At the same time, there’s no denying that “Russiagate” also struck a blow against the illusions of the Russian liberal mind. It destroyed the beautiful myth of an ideal democracy, where the rule of law triumphs by itself and human rights and freedom fall from the sky. For generations of Russian liberals, that ideal was America.
“Russiagate” showed the fragility of democracy and revealed that there can never be a perfect society. This discovery came as a shock, engendering a sense of hurt and disillusionment in the dream of democracy as a whole. Russian propaganda, in turn, did everything to persuade people: Look, no one has principles anywhere, there are only monetary interests and good PR. This is one reason that many people who had not voted for him before voted for Vladimir Putin in 2018.
The reverse of this sense of injury is isolationism and an increase of repressive practices. The political analyst Liliya Shevtsova warned in her latest blog on Ekho Moskvy radio: What will hurt the most will be the day when America loses all interest in Russia, and that day is not far off. She called a new arms race as the probable response of the Russian regime.
Is a different scenario possible?
The program director of the Russian Council on International Affairs, Ivan Timofeyev, speaks carefully about the situation, adding that strategic competition has moved into the sphere of digital technology. Is cooperation possible there? Professor Viktoria Zhuravleva of the Russian State University for the Humanities, a historian of American-Russian relations, believes that the alternative lies in professional cooperation between experts, in citizen diplomacy, and in the restoration of exchange programs for students, young specialists, and activists of civil organizations. That will build bridges for a future dialogue “on high.”
The Siberian human-rights activist and journalist Mikhail Afanasyev is certain that if Russian and Americans spent more time learning about each other, many things would be different. Afanasyev and his Internet newspaper Novy Fokus, has been fighting for human rights in faraway Khakassia in Siberia for 10 years. Young bloggers and activists follow his example. There are many young people in a country as enormous and varied as Russia who are ready to improve their lives at home. They are appearing with greater frequency in the news—young Moscow municipal representatives or the new mayor of Ust-Ilimsk, most of them under 30. The new generation that grew up under Putin, despite predictions, is offering an alternative agenda. Free of the fears and complexes of the past, they can have a meaningful dialogue with the world around them.
“Russiagate” was a distraction for a long time from the real problems facing the United States and Russia. Katrina vanden Heuvel made this point in her Washington Post column. It’s time to return to important topics: ending wars, protecting the environment, overcoming disease and poverty.
Perhaps the lesson for Russia from “Russiagate” is the reminder that democracy is not a gift from the heavens but the result of daily work of the whole society, and that putting off this work poses a grave threat. It’s a lesson that the absence of real information gives rise to hurts, stereotypes, and “toxicity” toward entire nations.

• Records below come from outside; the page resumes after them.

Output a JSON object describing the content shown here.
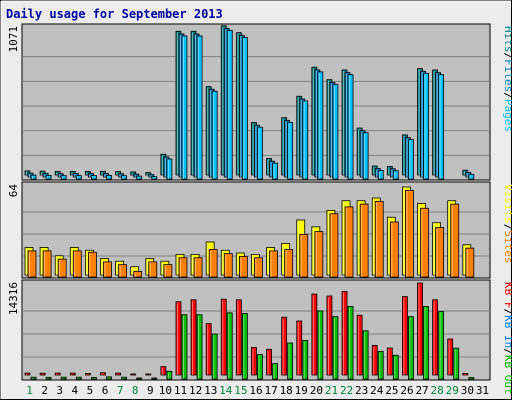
{
  "colors": {
    "background": "#ececec",
    "panel": "#c0c0c0",
    "frame": "#000000",
    "title": "#0000a0",
    "pages": "#00c0ff",
    "files": "#0080c0",
    "hits": "#008080",
    "visits": "#ffff00",
    "sites": "#ff8000",
    "kb_in": "#0080ff",
    "kb_out": "#00c000",
    "kb_f": "#ff0000",
    "ylabel": "#000000",
    "weekend_day": "#008040",
    "day": "#000000"
  },
  "title": "Daily usage for September 2013",
  "chart_data": [
    {
      "type": "bar",
      "title": "Daily usage for September 2013",
      "ymax_label": "1071",
      "ylim": [
        0,
        1071
      ],
      "legend": [
        {
          "label": "Hits",
          "color": "#008080"
        },
        {
          "label": "/",
          "color": "#000000"
        },
        {
          "label": "Files",
          "color": "#0080c0"
        },
        {
          "label": "/",
          "color": "#000000"
        },
        {
          "label": "Pages",
          "color": "#00c0ff"
        }
      ],
      "series": [
        {
          "name": "Hits",
          "color": "#008080",
          "values": [
            30,
            28,
            25,
            26,
            26,
            27,
            25,
            22,
            18,
            150,
            1040,
            1040,
            640,
            1080,
            1030,
            380,
            120,
            415,
            570,
            780,
            690,
            760,
            340,
            65,
            62,
            290,
            770,
            760,
            0,
            35,
            0
          ]
        },
        {
          "name": "Files",
          "color": "#0080c0",
          "values": [
            28,
            26,
            24,
            25,
            25,
            26,
            24,
            21,
            17,
            145,
            1035,
            1035,
            635,
            1075,
            1025,
            375,
            115,
            410,
            565,
            775,
            685,
            755,
            335,
            62,
            60,
            285,
            765,
            755,
            0,
            33,
            0
          ]
        },
        {
          "name": "Pages",
          "color": "#00c0ff",
          "values": [
            28,
            26,
            24,
            25,
            25,
            26,
            24,
            21,
            17,
            145,
            1035,
            1035,
            635,
            1075,
            1025,
            375,
            115,
            410,
            565,
            775,
            685,
            755,
            335,
            62,
            60,
            285,
            765,
            755,
            0,
            33,
            0
          ]
        }
      ]
    },
    {
      "type": "bar",
      "ymax_label": "64",
      "ylim": [
        0,
        64
      ],
      "legend": [
        {
          "label": "Visits",
          "color": "#ffff00"
        },
        {
          "label": "/",
          "color": "#000000"
        },
        {
          "label": "Sites",
          "color": "#ff8000"
        }
      ],
      "series": [
        {
          "name": "Visits",
          "color": "#ffff00",
          "values": [
            20,
            20,
            14,
            20,
            18,
            12,
            10,
            6,
            12,
            10,
            15,
            15,
            24,
            18,
            16,
            15,
            20,
            23,
            40,
            35,
            47,
            54,
            54,
            56,
            42,
            64,
            52,
            38,
            54,
            22,
            0
          ]
        },
        {
          "name": "Sites",
          "color": "#ff8000",
          "values": [
            19,
            19,
            13,
            19,
            18,
            11,
            9,
            4,
            11,
            9,
            14,
            14,
            20,
            17,
            15,
            14,
            19,
            20,
            31,
            33,
            46,
            51,
            53,
            55,
            40,
            63,
            50,
            36,
            53,
            21,
            0
          ]
        }
      ]
    },
    {
      "type": "bar",
      "ymax_label": "14316",
      "ylim": [
        0,
        14316
      ],
      "legend": [
        {
          "label": "KB F",
          "color": "#ff0000"
        },
        {
          "label": "/",
          "color": "#000000"
        },
        {
          "label": "KB In",
          "color": "#0080ff"
        },
        {
          "label": "/",
          "color": "#000000"
        },
        {
          "label": "KB Out",
          "color": "#00c000"
        }
      ],
      "series": [
        {
          "name": "KB F",
          "color": "#ff0000",
          "values": [
            300,
            280,
            300,
            300,
            250,
            350,
            300,
            150,
            80,
            1300,
            11400,
            11700,
            8000,
            11800,
            11700,
            4300,
            4000,
            9000,
            8400,
            12600,
            12300,
            13000,
            9300,
            4600,
            4200,
            12200,
            14316,
            11700,
            5600,
            250,
            0
          ]
        },
        {
          "name": "KB In",
          "color": "#0080ff",
          "values": [
            0,
            0,
            0,
            0,
            0,
            0,
            0,
            0,
            0,
            0,
            0,
            0,
            0,
            0,
            0,
            0,
            0,
            0,
            0,
            0,
            0,
            0,
            0,
            0,
            0,
            0,
            0,
            0,
            0,
            0,
            0
          ]
        },
        {
          "name": "KB Out",
          "color": "#00c000",
          "values": [
            280,
            260,
            280,
            280,
            230,
            330,
            280,
            130,
            70,
            1200,
            10000,
            10000,
            7000,
            10300,
            10200,
            3800,
            2400,
            5600,
            6000,
            10600,
            9700,
            11300,
            7500,
            4300,
            3700,
            9700,
            11300,
            10500,
            4800,
            230,
            0
          ]
        }
      ]
    }
  ],
  "x_labels": [
    {
      "label": "1",
      "weekend": true
    },
    {
      "label": "2",
      "weekend": false
    },
    {
      "label": "3",
      "weekend": false
    },
    {
      "label": "4",
      "weekend": false
    },
    {
      "label": "5",
      "weekend": false
    },
    {
      "label": "6",
      "weekend": false
    },
    {
      "label": "7",
      "weekend": true
    },
    {
      "label": "8",
      "weekend": true
    },
    {
      "label": "9",
      "weekend": false
    },
    {
      "label": "10",
      "weekend": false
    },
    {
      "label": "11",
      "weekend": false
    },
    {
      "label": "12",
      "weekend": false
    },
    {
      "label": "13",
      "weekend": false
    },
    {
      "label": "14",
      "weekend": true
    },
    {
      "label": "15",
      "weekend": true
    },
    {
      "label": "16",
      "weekend": false
    },
    {
      "label": "17",
      "weekend": false
    },
    {
      "label": "18",
      "weekend": false
    },
    {
      "label": "19",
      "weekend": false
    },
    {
      "label": "20",
      "weekend": false
    },
    {
      "label": "21",
      "weekend": true
    },
    {
      "label": "22",
      "weekend": true
    },
    {
      "label": "23",
      "weekend": false
    },
    {
      "label": "24",
      "weekend": false
    },
    {
      "label": "25",
      "weekend": false
    },
    {
      "label": "26",
      "weekend": false
    },
    {
      "label": "27",
      "weekend": false
    },
    {
      "label": "28",
      "weekend": true
    },
    {
      "label": "29",
      "weekend": true
    },
    {
      "label": "30",
      "weekend": false
    },
    {
      "label": "31",
      "weekend": false
    }
  ]
}
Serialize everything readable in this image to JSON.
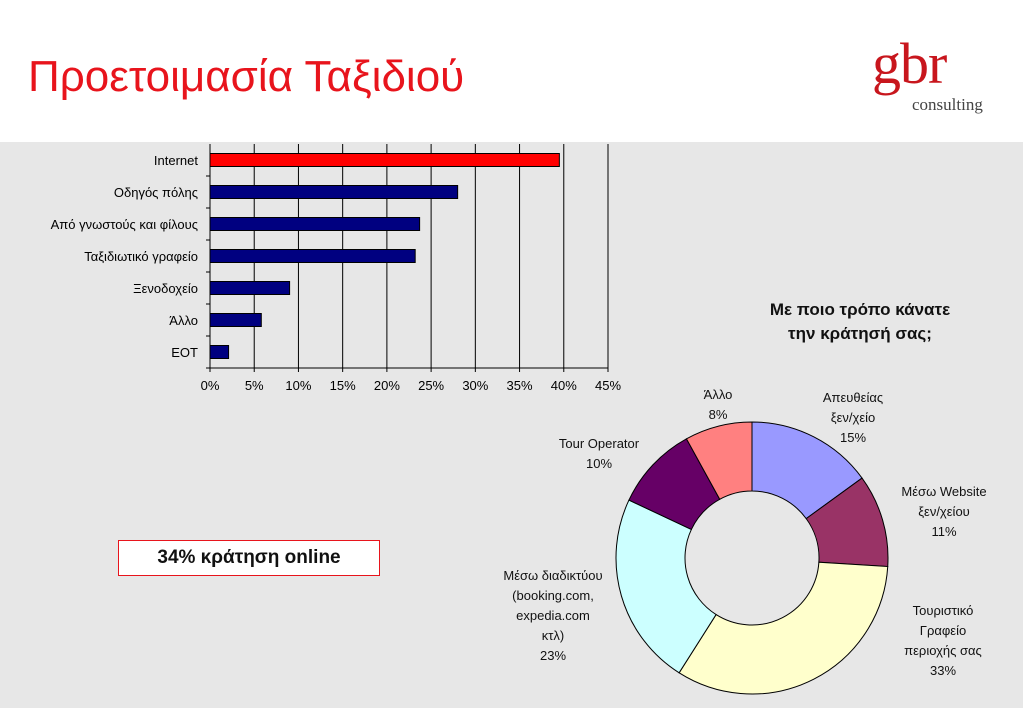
{
  "header": {
    "title": "Προετοιμασία Ταξιδιού",
    "logo_text": "gbr",
    "logo_subtext": "consulting"
  },
  "colors": {
    "title": "#e8141c",
    "background": "#e7e7e7",
    "bar_highlight": "#ff0000",
    "bar_default": "#000080",
    "pie": [
      "#9999ff",
      "#993366",
      "#ffffcc",
      "#ccffff",
      "#660066",
      "#ff8080"
    ]
  },
  "callout": "34% κράτηση online",
  "chart_data": [
    {
      "type": "bar",
      "orientation": "horizontal",
      "categories": [
        "Internet",
        "Οδηγός πόλης",
        "Από γνωστούς και φίλους",
        "Ταξιδιωτικό γραφείο",
        "Ξενοδοχείο",
        "Άλλο",
        "ΕΟΤ"
      ],
      "values": [
        39.5,
        28,
        23.7,
        23.2,
        9,
        5.8,
        2.1
      ],
      "xlim": [
        0,
        45
      ],
      "xticks": [
        "0%",
        "5%",
        "10%",
        "15%",
        "20%",
        "25%",
        "30%",
        "35%",
        "40%",
        "45%"
      ],
      "grid": "vertical",
      "highlight": "Internet"
    },
    {
      "type": "pie",
      "style": "donut",
      "title_lines": [
        "Με ποιο τρόπο κάνατε",
        "την κράτησή σας;"
      ],
      "slices": [
        {
          "label_lines": [
            "Απευθείας",
            "ξεν/χείο",
            "15%"
          ],
          "value": 15
        },
        {
          "label_lines": [
            "Μέσω Website",
            "ξεν/χείου",
            "11%"
          ],
          "value": 11
        },
        {
          "label_lines": [
            "Τουριστικό",
            "Γραφείο",
            "περιοχής σας",
            "33%"
          ],
          "value": 33
        },
        {
          "label_lines": [
            "Μέσω διαδικτύου",
            "(booking.com,",
            "expedia.com",
            "κτλ)",
            "23%"
          ],
          "value": 23
        },
        {
          "label_lines": [
            "Tour Operator",
            "10%"
          ],
          "value": 10
        },
        {
          "label_lines": [
            "Άλλο",
            "8%"
          ],
          "value": 8
        }
      ]
    }
  ]
}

Fortunately, anti-American sentiments are decreasing in Russia. But it’s a shame that we know so little in Russia about the real life of Americans, and vice versa. That can be remedied, however. We will have to give up the dream of an America where bread grows on trees and every smart person becomes a millionaire. The discovery of the real country lies ahead. I believe that the discovery of Russia awaits Americans, as well.